When Bron and Ilva kindly invited me to join the super hug to Barbara, I wondered what to make... Farófias. I'll make farófias. French call it ile flotante. The Portuguese call it farófias, a “cloud” of fluffy light airy, fresh meringue combined with lemon custard and a pinch of cinnamon. So together with a huge hug, and a bunch of smiles, that's for you, Barbara!
(Poached Meringues in Lemon Custard with Cinnamon)

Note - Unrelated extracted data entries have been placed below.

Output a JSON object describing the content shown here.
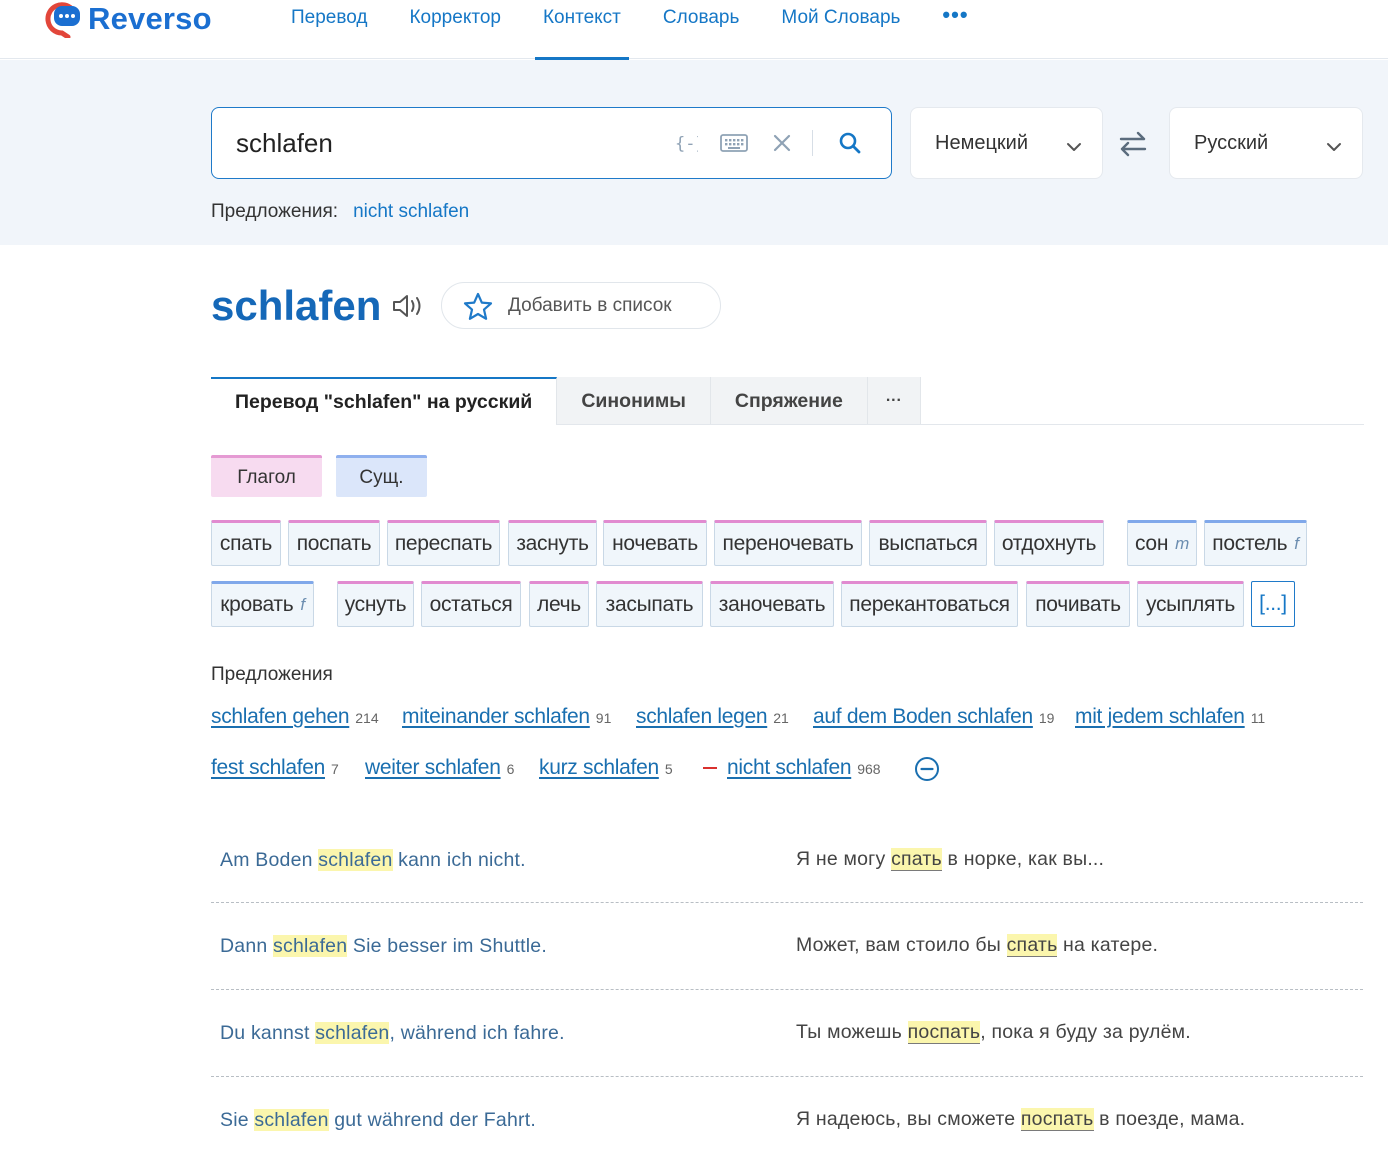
{
  "brand": {
    "name": "Reverso"
  },
  "nav": {
    "items": [
      {
        "label": "Перевод",
        "active": false
      },
      {
        "label": "Корректор",
        "active": false
      },
      {
        "label": "Контекст",
        "active": true
      },
      {
        "label": "Словарь",
        "active": false
      },
      {
        "label": "Мой Словарь",
        "active": false
      }
    ],
    "more": "•••"
  },
  "search": {
    "query": "schlafen",
    "source_lang": "Немецкий",
    "target_lang": "Русский",
    "suggestions_label": "Предложения:",
    "suggestion": "nicht schlafen"
  },
  "entry": {
    "headword": "schlafen",
    "add_to_list": "Добавить в список"
  },
  "tabs": [
    {
      "label": "Перевод \"schlafen\" на русский",
      "active": true
    },
    {
      "label": "Синонимы",
      "active": false
    },
    {
      "label": "Спряжение",
      "active": false
    },
    {
      "label": "···",
      "active": false
    }
  ],
  "pos": {
    "verb": "Глагол",
    "noun": "Сущ."
  },
  "translations": [
    {
      "text": "спать",
      "pos": "verb"
    },
    {
      "text": "поспать",
      "pos": "verb"
    },
    {
      "text": "переспать",
      "pos": "verb"
    },
    {
      "text": "заснуть",
      "pos": "verb"
    },
    {
      "text": "ночевать",
      "pos": "verb"
    },
    {
      "text": "переночевать",
      "pos": "verb"
    },
    {
      "text": "выспаться",
      "pos": "verb"
    },
    {
      "text": "отдохнуть",
      "pos": "verb"
    },
    {
      "text": "сон",
      "pos": "noun",
      "gender": "m"
    },
    {
      "text": "постель",
      "pos": "noun",
      "gender": "f"
    },
    {
      "text": "кровать",
      "pos": "noun",
      "gender": "f"
    },
    {
      "text": "уснуть",
      "pos": "verb"
    },
    {
      "text": "остаться",
      "pos": "verb"
    },
    {
      "text": "лечь",
      "pos": "verb"
    },
    {
      "text": "засыпать",
      "pos": "verb"
    },
    {
      "text": "заночевать",
      "pos": "verb"
    },
    {
      "text": "перекантоваться",
      "pos": "verb"
    },
    {
      "text": "почивать",
      "pos": "verb"
    },
    {
      "text": "усыплять",
      "pos": "verb"
    },
    {
      "text": "[...]",
      "pos": "more"
    }
  ],
  "phrases": {
    "title": "Предложения",
    "items": [
      {
        "text": "schlafen gehen",
        "count": "214"
      },
      {
        "text": "miteinander schlafen",
        "count": "91"
      },
      {
        "text": "schlafen legen",
        "count": "21"
      },
      {
        "text": "auf dem Boden schlafen",
        "count": "19"
      },
      {
        "text": "mit jedem schlafen",
        "count": "11"
      },
      {
        "text": "fest schlafen",
        "count": "7"
      },
      {
        "text": "weiter schlafen",
        "count": "6"
      },
      {
        "text": "kurz schlafen",
        "count": "5"
      },
      {
        "text": "nicht schlafen",
        "count": "968"
      }
    ]
  },
  "examples": [
    {
      "src_before": "Am Boden ",
      "src_hl": "schlafen",
      "src_after": " kann ich nicht.",
      "tgt_before": "Я не могу ",
      "tgt_hl": "спать",
      "tgt_after": " в норке, как вы..."
    },
    {
      "src_before": "Dann ",
      "src_hl": "schlafen",
      "src_after": " Sie besser im Shuttle.",
      "tgt_before": "Может, вам стоило бы ",
      "tgt_hl": "спать",
      "tgt_after": " на катере."
    },
    {
      "src_before": "Du kannst ",
      "src_hl": "schlafen",
      "src_after": ", während ich fahre.",
      "tgt_before": "Ты можешь ",
      "tgt_hl": "поспать",
      "tgt_after": ", пока я буду за рулём."
    },
    {
      "src_before": "Sie ",
      "src_hl": "schlafen",
      "src_after": " gut während der Fahrt.",
      "tgt_before": "Я надеюсь, вы сможете ",
      "tgt_hl": "поспать",
      "tgt_after": " в поезде, мама."
    }
  ],
  "icons": {
    "logo": "reverso-logo-icon",
    "context_braces": "braces-icon",
    "keyboard": "keyboard-icon",
    "clear": "close-icon",
    "search": "search-icon",
    "chevron": "chevron-down-icon",
    "swap": "swap-icon",
    "speaker": "speaker-icon",
    "star": "star-icon",
    "collapse": "minus-circle-icon"
  },
  "colors": {
    "brand_blue": "#1b6fd1",
    "logo_red": "#e2463a",
    "link_blue": "#1577c6",
    "verb_accent": "#e18bd0",
    "noun_accent": "#80a8ea",
    "highlight": "#fbf6ad"
  }
}
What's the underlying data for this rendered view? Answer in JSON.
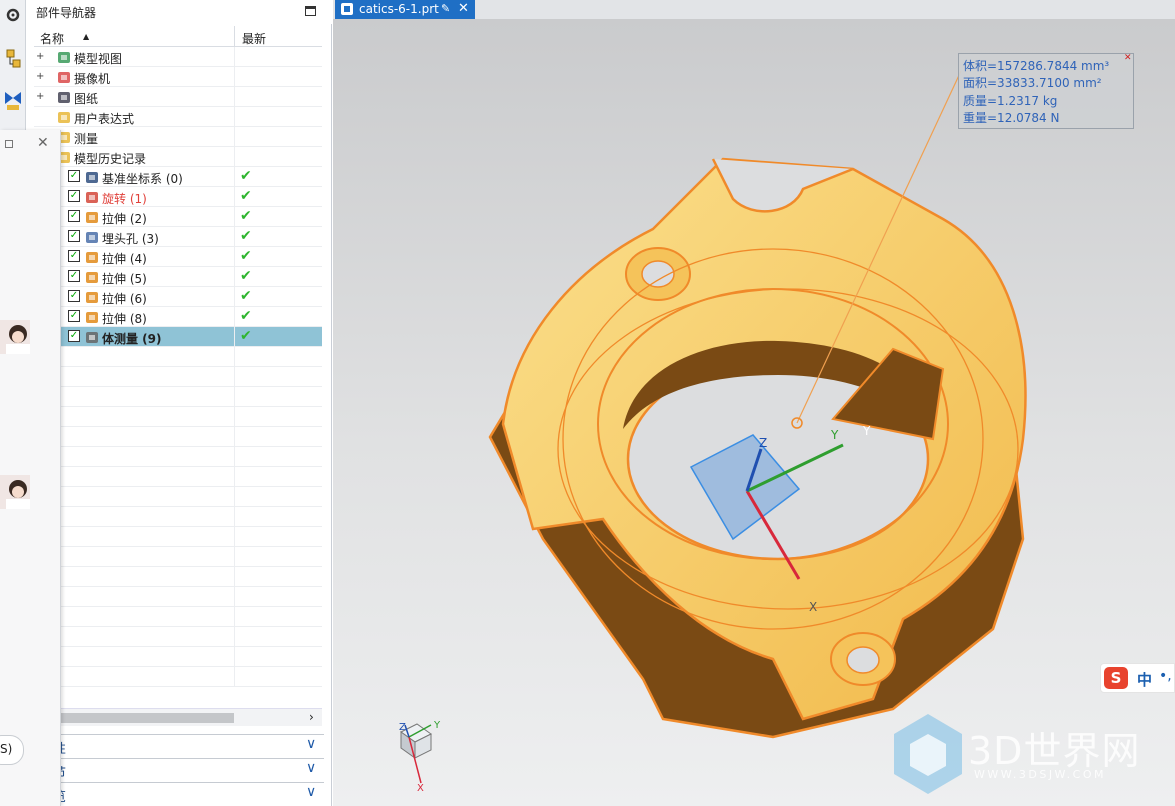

Slightly adapted from Maria de Lourdes Modesto, Cozinha Tradicional Portuguesa
4 large eggs, separated
4 Tbsp caster sugar
3 cups + 3 Tbsp whole milk
Zest of 1 lemon, cut in long strips
1/2 cup golden caster sugar
1 Tbsp cornstarch
1/4 teaspoon ground cinnamon
2 Tbsp sliced almonds, toasted
In a deep skillet set over moderately low heat, bring 3 cups of the milk and the lemon zest to a simmer. Remove from the heat and set aside for 5 minutes. Strain the milk and return to the skillet. Beat the egg whites to soft peaks, then add 4 Tbsp caster sugar, 1 Tbsp at a time, and beat until stiff glossy peaks form.
Return the milk to low heat and when steam rises from the surface, drop meringue in by rounded tablespoons. (To keep meringue from sticking, dip the spoon often in hot water). Poach the meringues about 2 minutes in the milk, turn and poach the other side 2 minutes. With a slotted spoon, carefully transfer them to a large plate and reserve.
As soon as all meringues are poached, strain the milk into a medium-size heavy saucepan and mix in the golden caster sugar. Check if any milk can be poured from the plate where the meringues are. Combine the extra 3 Tbsp of milk with the cornstarch, in a small bowl. Whisk a little of the hot milk into this mixture, then blend into the pan and cook, stirring constantly, over moderately low heat 3 minutes or until slightly thickened. Beat the egg yolks lightly, whisk in a little of the hot sauce, stir back into pan and cook, stirring constantly, over low heat for 2-3 minutes (do not boil or the mixture may curdle).
Place the meringues into a large shallow heatproof bowl or 4-6 individual plates. Allow the custard to cool slightly, then pour on top of the meringues. Serve warm or well chilled, dusting the meringues with cinnamon at the last minute. Sprinkle with the toasted almonds.